I have some trouble with a inequality problem.
I have to find two values that will work in the given inequality. The problem goes as follows:
Let $0 < x <2.$ Find real numbers $1 < a < b < 2,$ so that
$$a \leq \frac{(x+3)}{(x+2)} \leq b.$$
I tried to solve this problem by multiplying the whole function with $(x+2)$, but that didn't work since then $a = 1$, which is wrong.
Any and all help is very appreciated!
Let $f(x) = \frac{x+3}{x+2}$, take the derivative we get $f'(x) = -\frac{1}{(x+2)^2}$. Notice $f'(x) < 0$ for all $x$ in it's domain, which tells us that $f(x)$ is a decreasing function.

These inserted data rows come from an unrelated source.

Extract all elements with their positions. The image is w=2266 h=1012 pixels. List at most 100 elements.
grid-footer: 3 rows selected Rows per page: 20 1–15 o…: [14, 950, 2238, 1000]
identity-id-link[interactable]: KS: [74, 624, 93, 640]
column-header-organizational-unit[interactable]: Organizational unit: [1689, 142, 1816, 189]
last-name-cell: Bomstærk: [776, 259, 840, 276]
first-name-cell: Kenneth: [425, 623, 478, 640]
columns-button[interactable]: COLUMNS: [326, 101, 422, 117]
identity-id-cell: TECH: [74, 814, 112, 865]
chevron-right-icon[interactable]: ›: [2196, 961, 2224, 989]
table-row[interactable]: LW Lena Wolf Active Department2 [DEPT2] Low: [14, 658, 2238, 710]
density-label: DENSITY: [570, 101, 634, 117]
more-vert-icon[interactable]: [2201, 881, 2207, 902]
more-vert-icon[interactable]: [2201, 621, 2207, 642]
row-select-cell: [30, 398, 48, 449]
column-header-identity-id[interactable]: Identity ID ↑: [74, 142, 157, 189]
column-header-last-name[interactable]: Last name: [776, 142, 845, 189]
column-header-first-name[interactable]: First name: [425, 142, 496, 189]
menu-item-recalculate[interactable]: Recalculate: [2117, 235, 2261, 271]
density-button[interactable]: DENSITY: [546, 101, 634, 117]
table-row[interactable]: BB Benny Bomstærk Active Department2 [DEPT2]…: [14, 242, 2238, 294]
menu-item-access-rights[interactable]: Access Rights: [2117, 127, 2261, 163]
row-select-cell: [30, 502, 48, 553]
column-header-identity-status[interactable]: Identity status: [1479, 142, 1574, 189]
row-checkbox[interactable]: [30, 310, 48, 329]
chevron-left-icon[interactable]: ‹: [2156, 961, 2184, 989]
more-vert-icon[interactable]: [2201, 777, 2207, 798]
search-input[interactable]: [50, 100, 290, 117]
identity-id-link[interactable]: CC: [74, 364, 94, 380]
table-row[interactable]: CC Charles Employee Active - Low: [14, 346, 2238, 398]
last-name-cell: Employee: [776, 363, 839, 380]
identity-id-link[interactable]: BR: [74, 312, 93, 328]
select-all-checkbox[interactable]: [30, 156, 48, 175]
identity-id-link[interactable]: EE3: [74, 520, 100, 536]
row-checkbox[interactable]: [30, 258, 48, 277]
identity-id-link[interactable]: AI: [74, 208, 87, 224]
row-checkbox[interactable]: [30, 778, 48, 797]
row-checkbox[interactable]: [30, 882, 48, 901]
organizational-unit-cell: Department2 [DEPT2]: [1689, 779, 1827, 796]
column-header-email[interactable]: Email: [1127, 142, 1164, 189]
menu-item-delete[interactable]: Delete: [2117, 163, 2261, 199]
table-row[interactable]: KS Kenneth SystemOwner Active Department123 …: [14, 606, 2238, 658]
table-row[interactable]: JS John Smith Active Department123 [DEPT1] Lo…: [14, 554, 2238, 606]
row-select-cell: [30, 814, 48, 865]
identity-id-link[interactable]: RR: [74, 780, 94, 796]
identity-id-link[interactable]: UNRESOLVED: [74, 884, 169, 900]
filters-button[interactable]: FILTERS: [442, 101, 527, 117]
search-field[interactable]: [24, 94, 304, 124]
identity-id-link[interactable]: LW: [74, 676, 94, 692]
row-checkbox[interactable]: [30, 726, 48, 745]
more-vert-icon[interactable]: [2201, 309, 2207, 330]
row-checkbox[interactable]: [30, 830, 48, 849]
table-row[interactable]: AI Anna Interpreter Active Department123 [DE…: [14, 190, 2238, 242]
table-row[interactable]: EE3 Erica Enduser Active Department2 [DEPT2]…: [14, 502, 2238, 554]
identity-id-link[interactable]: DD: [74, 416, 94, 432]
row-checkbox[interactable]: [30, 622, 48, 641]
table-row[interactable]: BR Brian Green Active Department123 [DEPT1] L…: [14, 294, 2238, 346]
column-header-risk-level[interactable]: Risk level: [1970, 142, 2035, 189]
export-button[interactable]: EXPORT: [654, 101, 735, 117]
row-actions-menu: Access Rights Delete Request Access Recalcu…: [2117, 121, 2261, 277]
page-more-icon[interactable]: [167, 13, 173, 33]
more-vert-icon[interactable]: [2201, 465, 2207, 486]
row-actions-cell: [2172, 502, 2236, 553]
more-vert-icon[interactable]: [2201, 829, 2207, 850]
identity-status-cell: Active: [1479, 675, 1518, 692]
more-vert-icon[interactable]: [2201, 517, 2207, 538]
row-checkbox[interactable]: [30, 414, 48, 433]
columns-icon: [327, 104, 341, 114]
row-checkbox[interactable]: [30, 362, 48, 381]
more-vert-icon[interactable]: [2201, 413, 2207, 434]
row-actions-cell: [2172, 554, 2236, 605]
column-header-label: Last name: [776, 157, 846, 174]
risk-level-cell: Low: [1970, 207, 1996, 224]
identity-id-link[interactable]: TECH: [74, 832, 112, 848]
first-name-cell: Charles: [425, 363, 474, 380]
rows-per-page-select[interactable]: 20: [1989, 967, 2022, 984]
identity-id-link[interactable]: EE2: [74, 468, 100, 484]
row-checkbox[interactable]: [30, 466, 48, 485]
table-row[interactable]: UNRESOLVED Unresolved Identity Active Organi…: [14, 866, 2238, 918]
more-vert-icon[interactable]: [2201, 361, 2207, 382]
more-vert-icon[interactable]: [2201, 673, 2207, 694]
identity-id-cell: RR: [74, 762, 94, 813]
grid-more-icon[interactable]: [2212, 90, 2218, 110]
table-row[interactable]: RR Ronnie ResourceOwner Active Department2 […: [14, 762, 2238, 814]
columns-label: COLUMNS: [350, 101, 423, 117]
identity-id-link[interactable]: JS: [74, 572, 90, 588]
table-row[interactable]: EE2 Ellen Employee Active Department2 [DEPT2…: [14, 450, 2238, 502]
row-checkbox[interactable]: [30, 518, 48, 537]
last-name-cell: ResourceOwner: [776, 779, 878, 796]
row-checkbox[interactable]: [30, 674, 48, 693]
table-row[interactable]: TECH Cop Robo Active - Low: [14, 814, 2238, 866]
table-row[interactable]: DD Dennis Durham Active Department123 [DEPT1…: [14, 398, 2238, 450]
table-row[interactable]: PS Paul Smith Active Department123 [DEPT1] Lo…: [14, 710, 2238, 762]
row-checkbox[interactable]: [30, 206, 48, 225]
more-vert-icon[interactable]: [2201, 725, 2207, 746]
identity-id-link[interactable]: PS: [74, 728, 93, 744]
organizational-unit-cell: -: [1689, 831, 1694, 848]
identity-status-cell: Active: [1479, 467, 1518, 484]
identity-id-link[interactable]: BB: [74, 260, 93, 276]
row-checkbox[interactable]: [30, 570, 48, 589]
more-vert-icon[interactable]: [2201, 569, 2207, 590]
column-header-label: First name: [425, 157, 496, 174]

We can now say that the maximum of $f(x)$ on the domain $0 < x < 2$ will occur when $x=0 \rightarrow f(0)=\frac{3}{2} = 1.5$ similarly minimum occurs when $x=2 \rightarrow f(2) = \frac{5}{4} = 1.25$
We can therefore say, no matter the value of $x$, $1.25 \leq \frac{x+3}{x+2} \leq 1.5$.
Here is a Desmos graph to help you visualize.
Hope this helps!